The permits are among the last pieces of the state's crackdown on private ownership following the 2011 release of dozens of wild animals by a suicidal owner at his eastern Ohio farm in Zanesville. Fearing for public safety, authorities hunted down and killed most of the animals, including black bears, Bengal tigers and African lions.
Owners in Ohio were required to obtain the state permits by Jan. 1 of this year.
The Agriculture Department had issued 51 permits as of Friday after receiving 82 applications, according to state data obtained by The Associated Press through a public records request. Permit applications for 23 owners remain unresolved. Eight other applications were dropped either because the animals died, were relinquished to the state or were sent elsewhere.
State officials say the delay in issuing permits comes as owners try to meet the law's caging standards and other requirements. Some have not yet upgraded their facilities. Others have not implanted their animals with a microchip so they can be identified if they escape or get loose.
"People are in different stages of coming into compliance," David Daniels, the director of the state's Agriculture Department, said in an AP interview.
Several of the unpermitted owners have a menagerie of critters. One has 96 animals, including 32 tigers and 28 lions. Another lists two white Bengal tigers, a pair of American alligators and three Syrian brown bears among the 21 animals on the property.
Daniels said the Agriculture Department is trying to work with those who want to comply with the law.
"We would like to have all of them done, but we're trying to be careful, we're trying to be thorough," he said. "I think that we've tried to live within the spirit of the law and make sure that everybody knows that they've got a certain amount of time to be in compliance."
In order to obtain a permit, owners must pass a background check, pay fees, obtain liability insurance or surety bonds and show they can properly contain and care for the animal. Signs must be posted on their premises to alert people there are dangerous wild animals there. The owner's property also must be no smaller than 1 acre, though Daniels has waived that requirement seven times — mainly for owners of smaller animals that are typically kept indoors.
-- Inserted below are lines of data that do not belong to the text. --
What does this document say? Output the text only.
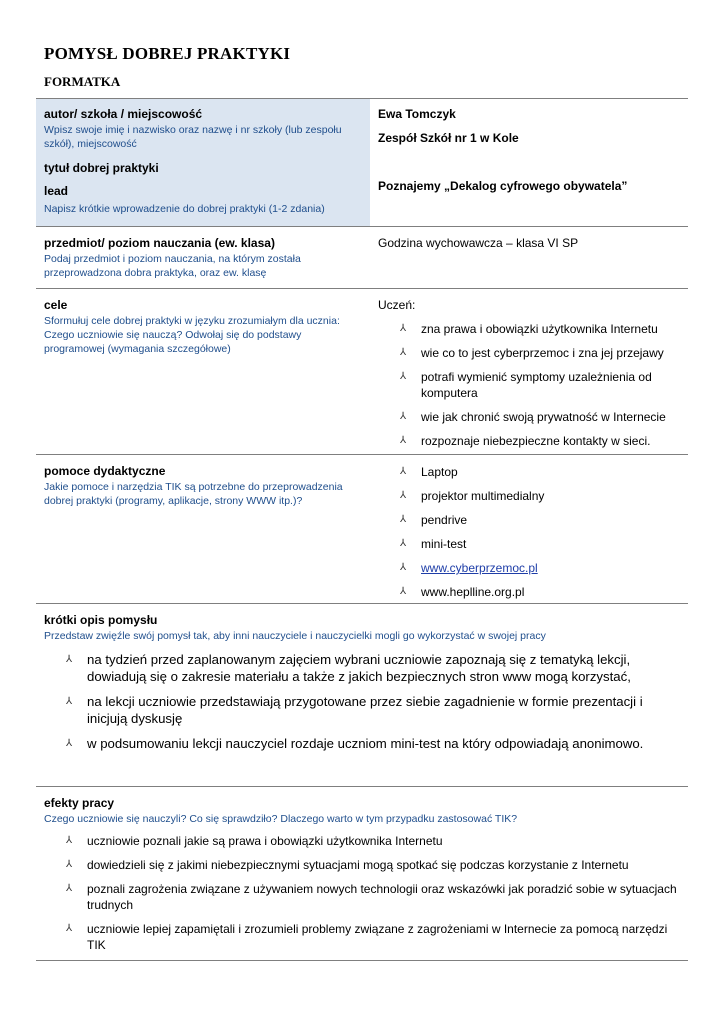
POMYSŁ DOBREJ PRAKTYKI
FORMATKA
autor/ szkoła / miejscowość
Wpisz swoje imię i nazwisko oraz nazwę i nr szkoły (lub zespołu szkół), miejscowość
tytuł dobrej praktyki
lead
Napisz krótkie wprowadzenie do dobrej praktyki (1-2 zdania)
Ewa Tomczyk
Zespół Szkół nr 1 w Kole
Poznajemy „Dekalog cyfrowego obywatela”
przedmiot/ poziom nauczania (ew. klasa)
Podaj przedmiot i poziom nauczania, na którym została przeprowadzona dobra praktyka, oraz ew. klasę
Godzina wychowawcza – klasa VI SP
cele
Sformułuj cele dobrej praktyki w języku zrozumiałym dla ucznia: Czego uczniowie się nauczą? Odwołaj się do podstawy programowej (wymagania szczegółowe)
Uczeń:
⅄ zna prawa i obowiązki użytkownika Internetu
⅄ wie co to jest cyberprzemoc i zna jej przejawy
⅄ potrafi wymienić symptomy uzależnienia od komputera
⅄ wie jak chronić swoją prywatność w Internecie
⅄ rozpoznaje niebezpieczne kontakty w sieci.
pomoce dydaktyczne
Jakie pomoce i narzędzia TIK są potrzebne do przeprowadzenia dobrej praktyki (programy, aplikacje, strony WWW itp.)?
⅄ Laptop
⅄ projektor multimedialny
⅄ pendrive
⅄ mini-test
⅄ www.cyberprzemoc.pl
⅄ www.heplline.org.pl
krótki opis pomysłu
Przedstaw zwięźle swój pomysł tak, aby inni nauczyciele i nauczycielki mogli go wykorzystać w swojej pracy
⅄ na tydzień przed zaplanowanym zajęciem wybrani uczniowie zapoznają się z tematyką lekcji, dowiadują się o zakresie materiału a także z jakich bezpiecznych stron www mogą korzystać,
⅄ na lekcji uczniowie przedstawiają przygotowane przez siebie zagadnienie w formie prezentacji i inicjują dyskusję
⅄ w podsumowaniu lekcji nauczyciel rozdaje uczniom mini-test na który odpowiadają anonimowo.
efekty pracy
Czego uczniowie się nauczyli? Co się sprawdziło? Dlaczego warto w tym przypadku zastosować TIK?
⅄ uczniowie poznali jakie są prawa i obowiązki użytkownika Internetu
⅄ dowiedzieli się z jakimi niebezpiecznymi sytuacjami mogą spotkać się podczas korzystanie z Internetu
⅄ poznali zagrożenia związane z używaniem nowych technologii oraz wskazówki jak poradzić sobie w sytuacjach trudnych
⅄ uczniowie lepiej zapamiętali i zrozumieli problemy związane z zagrożeniami w Internecie za pomocą narzędzi TIK
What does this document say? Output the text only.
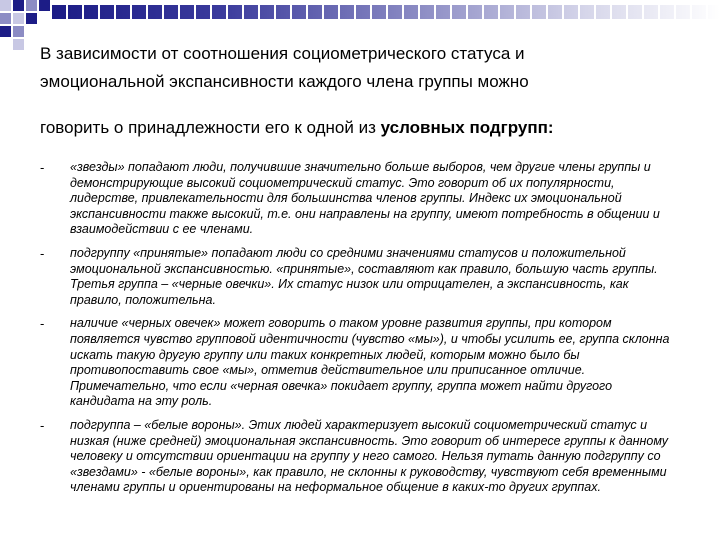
В зависимости от соотношения социометрического статуса и
эмоциональной экспансивности каждого члена группы можно
говорить о принадлежности его к одной из условных подгрупп:
- «звезды» попадают люди, получившие значительно больше выборов, чем другие члены группы и демонстрирующие высокий социометрический статус. Это говорит об их популярности, лидерстве, привлекательности для большинства членов группы. Индекс их эмоциональной экспансивности также высокий, т.е. они направлены на группу, имеют потребность в общении и взаимодействии с ее членами.
- подгруппу «принятые» попадают люди со средними значениями статусов и положительной эмоциональной экспансивностью. «принятые», составляют как правило, большую часть группы. Третья группа – «черные овечки». Их статус низок или отрицателен, а экспансивность, как правило, положительна.
- наличие «черных овечек» может говорить о таком уровне развития группы, при котором появляется чувство групповой идентичности (чувство «мы»), и чтобы усилить ее, группа склонна искать такую другую группу или таких конкретных людей, которым можно было бы противопоставить свое «мы», отметив действительное или приписанное отличие. Примечательно, что если «черная овечка» покидает группу, группа может найти другого кандидата на эту роль.
- подгруппа – «белые вороны». Этих людей характеризует высокий социометрический статус и низкая (ниже средней) эмоциональная экспансивность. Это говорит об интересе группы к данному человеку и отсутствии ориентации на группу у него самого. Нельзя путать данную подгруппу со «звездами» - «белые вороны», как правило, не склонны к руководству, чувствуют себя временными членами группы и ориентированы на неформальное общение в каких-то других группах.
Susan Fitzgerald and her husband have had a black bear for 12 years. She said they have submitted paperwork and paid the permit fee to the state, but they are struggling to get an insurance policy.
"Nobody knows anything about the insurance," said Fitzgerald, of Canton.
Timelines in the 2012 law have been problematic, Daniels said.
For instance, owners had to comply within days to new state rules for housing and caring for the animals. While temporary standards had been in place, some owners were not eager to immediately change their facilities, knowing that additional tweaks to the rules could be made.
Despite the hang-ups with the permits, Daniels points to progress Ohio has made since the law took effect — including the permits that have been issued. He said those facilities or homes are now safer for the animals and the public.
Additionally, the Agriculture Department has found new homes for animals confiscated or surrendered to the state.
Ohio constructed a roughly $3 million building to temporarily keep such creatures. Since opening in March 2013, the taxpayer-funded facility has held at least 35 animals. None was euthanized. And the state has placed animals in accredited sanctuaries or rescues in five states. Many left healthier than they arrived.
"I don't think we would have been able to do that without the facility," Daniels said.